February 22, 2013 - 15:55 AMT
Dell sues Philips for alleged price fixing

Dell Inc., the personal-computer maker poised for a $24.4 billion going-private buyout, sued a U.S. unit of Royal Philips Electronics NV for allegedly fixing the prices of cathode-ray tubes during the past two decades, Bloomberg reports.

Round Rock, Texas-based Dell contends Netherlands-based Philips officials between 1995 and 2007 conspired to artificially inflate prices for the older, bulky tubes, used in computer monitors before flat panels, according to a complaint filed Feb. 17 in federal court in Austin, Texas.

“Numerous other persons” injured by Philips and “co- conspirators” are plaintiffs in a series of similar lawsuits combined for pretrial purposes in a group antitrust case in federal court in Northern California, Dell lawyers said in the filing. The group contains more than 50 cases, the docket shows.

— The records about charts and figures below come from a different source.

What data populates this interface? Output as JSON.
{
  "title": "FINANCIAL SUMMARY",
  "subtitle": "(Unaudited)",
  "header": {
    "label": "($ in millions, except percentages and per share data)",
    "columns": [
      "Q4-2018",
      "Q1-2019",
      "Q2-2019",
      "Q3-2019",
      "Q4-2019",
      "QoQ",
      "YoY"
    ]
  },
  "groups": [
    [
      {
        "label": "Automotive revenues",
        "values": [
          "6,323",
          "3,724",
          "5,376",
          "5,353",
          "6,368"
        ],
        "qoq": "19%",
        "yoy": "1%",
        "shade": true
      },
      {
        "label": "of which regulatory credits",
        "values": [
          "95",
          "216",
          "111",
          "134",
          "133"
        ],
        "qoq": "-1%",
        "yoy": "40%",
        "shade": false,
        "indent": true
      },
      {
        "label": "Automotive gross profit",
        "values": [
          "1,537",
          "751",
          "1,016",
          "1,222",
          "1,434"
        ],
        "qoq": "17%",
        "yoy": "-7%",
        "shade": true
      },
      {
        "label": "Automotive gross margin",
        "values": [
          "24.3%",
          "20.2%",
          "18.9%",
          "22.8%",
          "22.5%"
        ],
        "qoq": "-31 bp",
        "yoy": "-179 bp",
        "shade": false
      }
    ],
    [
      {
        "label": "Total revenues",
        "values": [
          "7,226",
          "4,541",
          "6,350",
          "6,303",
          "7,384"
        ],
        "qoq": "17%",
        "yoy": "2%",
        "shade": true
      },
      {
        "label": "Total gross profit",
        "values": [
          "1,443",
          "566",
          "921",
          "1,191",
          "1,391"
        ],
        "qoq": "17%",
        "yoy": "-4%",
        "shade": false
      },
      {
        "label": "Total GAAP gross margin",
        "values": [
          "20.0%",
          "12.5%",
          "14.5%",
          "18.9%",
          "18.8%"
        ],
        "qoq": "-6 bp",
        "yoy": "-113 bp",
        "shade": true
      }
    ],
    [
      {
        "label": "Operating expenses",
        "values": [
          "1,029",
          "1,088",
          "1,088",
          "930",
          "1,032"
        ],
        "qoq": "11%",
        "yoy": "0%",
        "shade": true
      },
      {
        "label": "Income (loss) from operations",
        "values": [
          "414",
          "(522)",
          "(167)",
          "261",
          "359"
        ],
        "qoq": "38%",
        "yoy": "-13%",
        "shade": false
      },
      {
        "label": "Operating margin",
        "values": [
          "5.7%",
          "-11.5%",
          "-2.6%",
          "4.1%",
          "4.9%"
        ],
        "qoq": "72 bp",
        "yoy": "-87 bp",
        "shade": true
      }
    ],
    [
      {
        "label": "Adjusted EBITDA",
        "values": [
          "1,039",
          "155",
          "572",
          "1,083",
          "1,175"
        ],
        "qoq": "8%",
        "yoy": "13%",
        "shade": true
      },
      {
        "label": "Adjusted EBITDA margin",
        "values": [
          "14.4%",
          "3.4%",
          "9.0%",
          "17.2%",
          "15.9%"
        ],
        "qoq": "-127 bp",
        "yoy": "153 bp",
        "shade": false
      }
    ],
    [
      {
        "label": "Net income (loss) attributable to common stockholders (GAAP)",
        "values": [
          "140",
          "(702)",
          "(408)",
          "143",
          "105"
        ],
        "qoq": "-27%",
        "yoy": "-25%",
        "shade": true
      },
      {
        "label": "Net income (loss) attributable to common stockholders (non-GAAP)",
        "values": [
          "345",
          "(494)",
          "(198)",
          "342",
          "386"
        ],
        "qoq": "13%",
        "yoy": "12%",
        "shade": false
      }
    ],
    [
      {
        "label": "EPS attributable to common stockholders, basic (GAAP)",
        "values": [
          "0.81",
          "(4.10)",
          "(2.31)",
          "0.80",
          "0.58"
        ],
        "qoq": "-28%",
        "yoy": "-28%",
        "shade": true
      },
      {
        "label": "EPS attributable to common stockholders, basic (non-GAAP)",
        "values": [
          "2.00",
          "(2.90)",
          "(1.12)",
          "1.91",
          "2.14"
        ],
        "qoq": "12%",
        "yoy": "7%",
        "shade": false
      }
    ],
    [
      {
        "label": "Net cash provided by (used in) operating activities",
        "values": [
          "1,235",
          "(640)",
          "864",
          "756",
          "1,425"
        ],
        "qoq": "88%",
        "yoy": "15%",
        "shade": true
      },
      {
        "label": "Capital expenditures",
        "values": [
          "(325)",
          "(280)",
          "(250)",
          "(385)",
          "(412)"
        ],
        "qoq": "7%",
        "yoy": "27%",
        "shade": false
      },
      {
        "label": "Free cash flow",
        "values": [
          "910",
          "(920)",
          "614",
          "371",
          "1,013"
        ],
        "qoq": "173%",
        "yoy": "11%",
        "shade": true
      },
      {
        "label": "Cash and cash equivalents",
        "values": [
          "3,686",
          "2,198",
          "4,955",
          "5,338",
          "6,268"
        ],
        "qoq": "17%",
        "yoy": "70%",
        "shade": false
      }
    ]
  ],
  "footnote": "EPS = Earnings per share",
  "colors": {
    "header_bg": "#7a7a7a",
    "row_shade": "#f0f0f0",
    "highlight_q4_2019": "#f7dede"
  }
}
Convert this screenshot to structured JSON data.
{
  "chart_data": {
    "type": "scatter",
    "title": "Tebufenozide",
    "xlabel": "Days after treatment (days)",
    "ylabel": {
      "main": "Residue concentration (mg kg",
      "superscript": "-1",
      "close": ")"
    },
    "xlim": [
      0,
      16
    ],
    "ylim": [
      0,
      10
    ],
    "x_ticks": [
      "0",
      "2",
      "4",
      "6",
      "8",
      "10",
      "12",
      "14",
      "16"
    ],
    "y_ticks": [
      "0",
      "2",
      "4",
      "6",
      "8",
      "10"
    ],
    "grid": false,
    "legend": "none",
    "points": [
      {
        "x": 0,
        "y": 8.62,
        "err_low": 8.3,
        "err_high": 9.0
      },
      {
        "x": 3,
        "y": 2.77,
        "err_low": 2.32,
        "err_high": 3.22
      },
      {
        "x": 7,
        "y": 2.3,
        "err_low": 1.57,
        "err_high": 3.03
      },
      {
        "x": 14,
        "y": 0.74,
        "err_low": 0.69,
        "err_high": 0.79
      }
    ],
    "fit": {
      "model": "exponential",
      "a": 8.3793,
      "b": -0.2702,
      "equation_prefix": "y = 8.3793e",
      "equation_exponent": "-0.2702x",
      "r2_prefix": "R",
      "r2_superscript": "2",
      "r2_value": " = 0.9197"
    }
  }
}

Beginning in 1995, agents for tube-makers had at least 500 meetings in locales such as Taiwan, South Korea, Thailand, China, the UK and Europe to discuss price guidelines, production, customer demand, market share, sales allocations and limiting competition, Dell lawyers contend in court papers.

In 2012, the European Commission fined companies including Philips and LG Electronics Inc. a record 1.47 billion euros ($1.9 billion) over alleged CRT price-fixing.

In the Texas case, Dell seeks a jury trial, legal fees and unspecified triple damages.

“We can confirm that Dell has filed a complaint in the pending CRT litigation in the United States,” Mark Stephenson, a spokesman for Philips, said today in an e-mail. “As this is an ongoing legal case, we cannot comment in more detail.”